Shares rose on the news: Fawry saw the biggest gain during trading yesterday, closing the session up 4.9% at EGP 4.94 per share. Meanwhile, Abu Qir rose 3.6%, to close at EGP 24.75, Mopco gained 2.5% (closing at EGP 97.30) and CIB rose almost 2% to end the session at EGP 44.00. The outlier was Alex Containers, which fell 1.4%, closing the day at EGP 7.60.
Who were the sellers? NBE and Banque Misr were the sellers of stakes in both CIB and Fawry, Al Borsa reports, citing unnamed sources. The Finance Ministry sold ADQ a 20% stake in Mopco, reducing the size of FinMin’s stake to 6%, the local outlet says. National Investment Bank reportedly made a complete exit from Abu Qir through its stake sale. And the Alex Containers stake was reportedly sold to ADQ by Alexandria Port Authority.
What about regulatory approvals? The CIB stake sale received approval from the Central Bank of Egypt (CBE) a few days prior to the transaction, according to Al Borsa. Anyone looking to take a stake of more than 10% in any Egyptian bank requires CBE approval under the Central Bank and Banking Act, and the CBE’s sign-off before taking a board seat and appointing someone to fill that vacancy.
ADQ already has a strong portfolio of Egyptian investments: In 2019, ADQ established a USD 20 bn joint investment fund with the Sovereign Fund of Egypt to channel funds into a variety of industries and assets. The wealth fund has had plenty of appetite for acquisitions in Egyptian companies: Its latest blockbuster transaction was its acquisition of leading real estate developer SODIC alongside Aldar Properties last year. ADQ also acquired 99% of Bausch Health’s local pharma outfit Amoun Pharma, as well as 75% of Atyab brand owner Ismailia Agricultural and Industrial Investments.
Speaking of ADQ: Chief Executive Officer Mohamed Hassan Alsuwaidi joined Aldar’s board of directors earlier this week.
ADQ and Chimera to launch first MENA SPAC listing
It was a huge day for ADQ, which also announced the launch of the first MENA-based SPAC in cooperation with our friends at Chimera. The fund and Chimera’s PE arm yesterday announced the establishment of their SPAC, dubbed ADC Acquisition Corporation, which hopes to raise AED 367 mn (EGP 1.85 bn) through an IPO on the Abu Dhabi exchange. The ADX paved the way for the move when it issued its SPAC regs back in February. The listing is subject to market conditions (which are less than ideal for SPACs right now) and all the usual regulatory approvals.

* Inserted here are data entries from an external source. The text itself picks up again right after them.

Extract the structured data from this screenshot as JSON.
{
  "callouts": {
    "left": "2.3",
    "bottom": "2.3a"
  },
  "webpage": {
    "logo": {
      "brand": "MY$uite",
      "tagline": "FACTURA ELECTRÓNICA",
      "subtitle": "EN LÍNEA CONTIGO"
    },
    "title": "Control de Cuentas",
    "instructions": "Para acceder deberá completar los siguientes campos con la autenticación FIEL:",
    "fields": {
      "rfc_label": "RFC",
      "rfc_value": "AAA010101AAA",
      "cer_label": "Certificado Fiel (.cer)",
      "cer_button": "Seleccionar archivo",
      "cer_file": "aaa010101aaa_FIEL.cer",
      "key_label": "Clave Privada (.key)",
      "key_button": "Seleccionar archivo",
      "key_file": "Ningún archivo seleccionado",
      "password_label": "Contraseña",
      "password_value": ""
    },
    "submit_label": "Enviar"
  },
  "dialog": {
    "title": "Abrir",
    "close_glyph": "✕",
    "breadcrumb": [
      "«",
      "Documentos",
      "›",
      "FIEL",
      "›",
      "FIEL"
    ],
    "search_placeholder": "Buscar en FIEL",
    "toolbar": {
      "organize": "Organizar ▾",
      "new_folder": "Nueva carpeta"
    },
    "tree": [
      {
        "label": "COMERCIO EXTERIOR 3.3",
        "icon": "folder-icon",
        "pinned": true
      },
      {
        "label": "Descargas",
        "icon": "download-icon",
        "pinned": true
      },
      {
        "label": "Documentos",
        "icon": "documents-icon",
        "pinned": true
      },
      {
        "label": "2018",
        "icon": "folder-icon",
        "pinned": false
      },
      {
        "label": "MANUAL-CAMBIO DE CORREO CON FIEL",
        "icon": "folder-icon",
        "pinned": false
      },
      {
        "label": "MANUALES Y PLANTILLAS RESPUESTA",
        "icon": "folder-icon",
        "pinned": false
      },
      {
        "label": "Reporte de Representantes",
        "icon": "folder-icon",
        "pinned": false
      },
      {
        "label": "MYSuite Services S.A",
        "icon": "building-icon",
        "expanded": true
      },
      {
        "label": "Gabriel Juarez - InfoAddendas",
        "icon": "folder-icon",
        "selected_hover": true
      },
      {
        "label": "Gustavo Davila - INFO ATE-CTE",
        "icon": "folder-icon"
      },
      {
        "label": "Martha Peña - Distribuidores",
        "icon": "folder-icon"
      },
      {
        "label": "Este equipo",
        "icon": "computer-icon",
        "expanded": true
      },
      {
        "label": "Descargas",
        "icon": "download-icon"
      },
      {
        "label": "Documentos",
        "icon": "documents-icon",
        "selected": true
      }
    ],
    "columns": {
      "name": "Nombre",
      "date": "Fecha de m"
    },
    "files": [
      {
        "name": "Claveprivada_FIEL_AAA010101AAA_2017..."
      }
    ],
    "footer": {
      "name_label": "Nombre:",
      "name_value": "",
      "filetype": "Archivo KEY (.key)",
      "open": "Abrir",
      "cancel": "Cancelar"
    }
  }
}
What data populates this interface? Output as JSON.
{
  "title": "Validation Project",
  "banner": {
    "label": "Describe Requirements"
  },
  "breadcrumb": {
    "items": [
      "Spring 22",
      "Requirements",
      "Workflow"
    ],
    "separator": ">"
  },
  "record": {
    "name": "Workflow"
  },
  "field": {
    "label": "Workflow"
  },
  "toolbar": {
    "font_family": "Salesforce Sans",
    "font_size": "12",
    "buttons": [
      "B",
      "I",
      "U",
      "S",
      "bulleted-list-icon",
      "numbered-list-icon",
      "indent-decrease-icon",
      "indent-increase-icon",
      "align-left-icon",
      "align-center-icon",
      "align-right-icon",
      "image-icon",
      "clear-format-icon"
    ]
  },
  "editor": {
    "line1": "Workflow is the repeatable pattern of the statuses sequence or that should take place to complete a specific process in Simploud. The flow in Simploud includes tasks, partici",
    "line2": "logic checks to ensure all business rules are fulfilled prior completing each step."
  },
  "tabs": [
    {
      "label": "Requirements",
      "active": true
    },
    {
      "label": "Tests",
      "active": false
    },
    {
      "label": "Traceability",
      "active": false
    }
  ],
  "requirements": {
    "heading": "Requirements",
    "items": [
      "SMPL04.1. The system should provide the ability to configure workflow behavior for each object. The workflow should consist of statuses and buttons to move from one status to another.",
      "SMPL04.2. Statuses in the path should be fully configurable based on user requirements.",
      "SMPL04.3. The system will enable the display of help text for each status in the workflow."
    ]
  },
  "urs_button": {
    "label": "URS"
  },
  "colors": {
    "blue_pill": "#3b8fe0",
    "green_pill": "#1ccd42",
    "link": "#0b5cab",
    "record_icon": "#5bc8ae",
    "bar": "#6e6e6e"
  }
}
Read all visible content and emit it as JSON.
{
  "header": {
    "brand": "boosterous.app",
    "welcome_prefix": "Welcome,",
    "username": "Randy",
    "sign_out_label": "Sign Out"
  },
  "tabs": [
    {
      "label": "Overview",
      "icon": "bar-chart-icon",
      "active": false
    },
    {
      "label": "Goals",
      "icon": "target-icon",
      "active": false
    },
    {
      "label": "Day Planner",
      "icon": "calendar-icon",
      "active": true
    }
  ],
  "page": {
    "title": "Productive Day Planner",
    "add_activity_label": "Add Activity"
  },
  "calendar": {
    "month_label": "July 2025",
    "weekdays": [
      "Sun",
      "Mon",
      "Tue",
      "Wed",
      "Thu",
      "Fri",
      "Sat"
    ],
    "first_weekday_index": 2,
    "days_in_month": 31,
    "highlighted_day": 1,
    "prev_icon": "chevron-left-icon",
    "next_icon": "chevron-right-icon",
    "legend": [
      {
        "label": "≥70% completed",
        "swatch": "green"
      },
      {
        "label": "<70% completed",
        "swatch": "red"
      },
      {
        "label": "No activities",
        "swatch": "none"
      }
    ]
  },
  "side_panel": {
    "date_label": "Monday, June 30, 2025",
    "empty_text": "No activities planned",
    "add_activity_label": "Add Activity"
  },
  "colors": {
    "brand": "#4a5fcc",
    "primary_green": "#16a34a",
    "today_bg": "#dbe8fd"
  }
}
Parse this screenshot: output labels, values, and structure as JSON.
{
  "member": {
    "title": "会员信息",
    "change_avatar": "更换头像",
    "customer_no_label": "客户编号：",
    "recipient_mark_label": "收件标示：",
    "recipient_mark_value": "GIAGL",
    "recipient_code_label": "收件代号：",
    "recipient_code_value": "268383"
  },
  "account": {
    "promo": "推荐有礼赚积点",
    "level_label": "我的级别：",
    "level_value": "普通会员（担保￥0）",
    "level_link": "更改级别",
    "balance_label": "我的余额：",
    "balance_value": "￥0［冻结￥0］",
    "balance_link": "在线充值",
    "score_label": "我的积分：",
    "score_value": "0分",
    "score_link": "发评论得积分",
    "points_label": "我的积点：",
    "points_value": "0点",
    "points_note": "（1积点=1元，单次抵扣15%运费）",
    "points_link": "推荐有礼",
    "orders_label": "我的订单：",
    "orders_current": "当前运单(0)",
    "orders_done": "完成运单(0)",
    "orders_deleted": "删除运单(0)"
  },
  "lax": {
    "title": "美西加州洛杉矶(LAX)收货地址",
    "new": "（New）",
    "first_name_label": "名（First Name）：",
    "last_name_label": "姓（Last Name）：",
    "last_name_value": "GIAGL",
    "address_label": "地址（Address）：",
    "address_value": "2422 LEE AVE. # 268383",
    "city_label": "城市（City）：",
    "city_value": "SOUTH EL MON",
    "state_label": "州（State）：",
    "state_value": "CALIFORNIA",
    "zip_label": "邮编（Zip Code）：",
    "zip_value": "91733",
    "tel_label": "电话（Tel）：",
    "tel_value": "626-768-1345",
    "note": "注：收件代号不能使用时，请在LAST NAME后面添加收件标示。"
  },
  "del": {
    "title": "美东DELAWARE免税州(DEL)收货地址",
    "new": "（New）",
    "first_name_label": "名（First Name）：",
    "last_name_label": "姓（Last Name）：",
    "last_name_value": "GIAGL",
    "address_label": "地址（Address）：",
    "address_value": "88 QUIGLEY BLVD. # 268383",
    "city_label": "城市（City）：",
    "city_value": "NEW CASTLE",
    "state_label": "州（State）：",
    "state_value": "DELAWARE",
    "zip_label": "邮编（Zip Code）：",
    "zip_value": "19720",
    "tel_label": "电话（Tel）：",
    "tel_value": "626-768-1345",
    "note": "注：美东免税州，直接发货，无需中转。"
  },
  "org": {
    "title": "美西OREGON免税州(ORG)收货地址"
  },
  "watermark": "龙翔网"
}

Abu Dhabi has pipped us to the post for MENA’s first SPAC — but don’t rule out involvement from Egyptian firms. The blank-check firm will look to merge with one or more “fast-growing, technology-driven businesses with strong management teams and attractive valuations” across the MENA region, according to a joint statement. We had expected to see Egypt’s first SPAC established early this year, but we’ve heard nothing on that front recently (unsurprisingly, given that the effects of war in Ukraine have most policymakers in crisis-management mode.)